The authorization comes after the company announced Phase 3 trials results showing that the vaccine is about 66 percent effective at preventing moderate to severe COVID-19 and 85 percent effective at preventing severe disease at 28 days after vaccination.
Although Johnson & Johnson’s vaccine is less effective than Moderna’s and Pfizer’s versions were in clinical trials, experts emphasize that it still provides strong protection against COVID-19.
“Don’t get caught up, necessarily, on the number game, because it’s a really good vaccine, and what we need is as many good vaccines as possible,” Anthony Fauci, the director of the National Institute of Allergy and Infectious Diseases and the chief medical advisor to President Joe Biden, tells The New York Times.

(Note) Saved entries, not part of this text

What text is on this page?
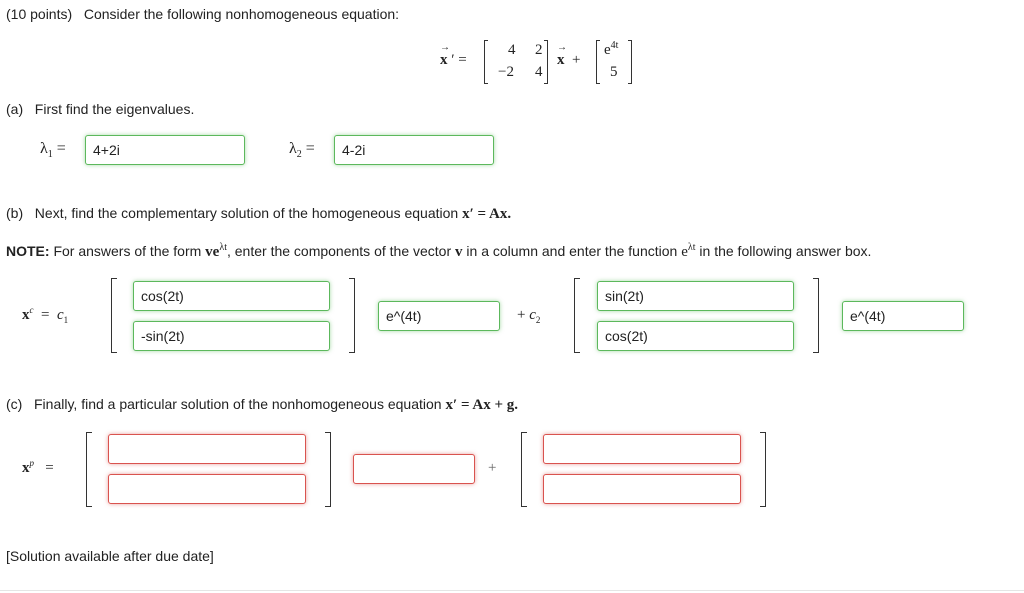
(10 points) Consider the following nonhomogeneous equation:
→ x ′ =
4 2
−2 4
→ x +
$e^{4t}$
5
(a) First find the eigenvalues.
$\lambda_1$ =	4+2i	$\lambda_2$ =	4-2i
(b) Next, find the complementary solution of the homogeneous equation x′ = Ax.
NOTE: For answers of the form $ve^{\lambda t}$, enter the components of the vector v in a column and enter the function $e^{\lambda t}$ in the following answer box.
$x^c = c_1$
cos(2t)
-sin(2t)
e^(4t)	+ $c_2$
sin(2t)
cos(2t)
e^(4t)
(c) Finally, find a particular solution of the nonhomogeneous equation x′ = Ax + g.
$x^p$ =	+
[Solution available after due date]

The vaccine requires only a single dose and is stable at refrigerator temperatures, two features that could simplify its rollout compared to Moderna’s and Pfizer’s two-dose versions that require subzero storage. Unlike the mRNA-based vaccines that preceded it in authorization, Johnson & Johnson’s vaccine uses a weakened version of an adenovirus that carries a piece of SARS-CoV-2’s genetic code.
Johnson & Johnson’s vaccine is currently approved for people aged over 18 years, and the company will soon begin trials in children between 12 and 18 years old, according to The New York Times. Future trials will also include younger children, newborns, pregnant women, and immunocompromised people, the Times reports.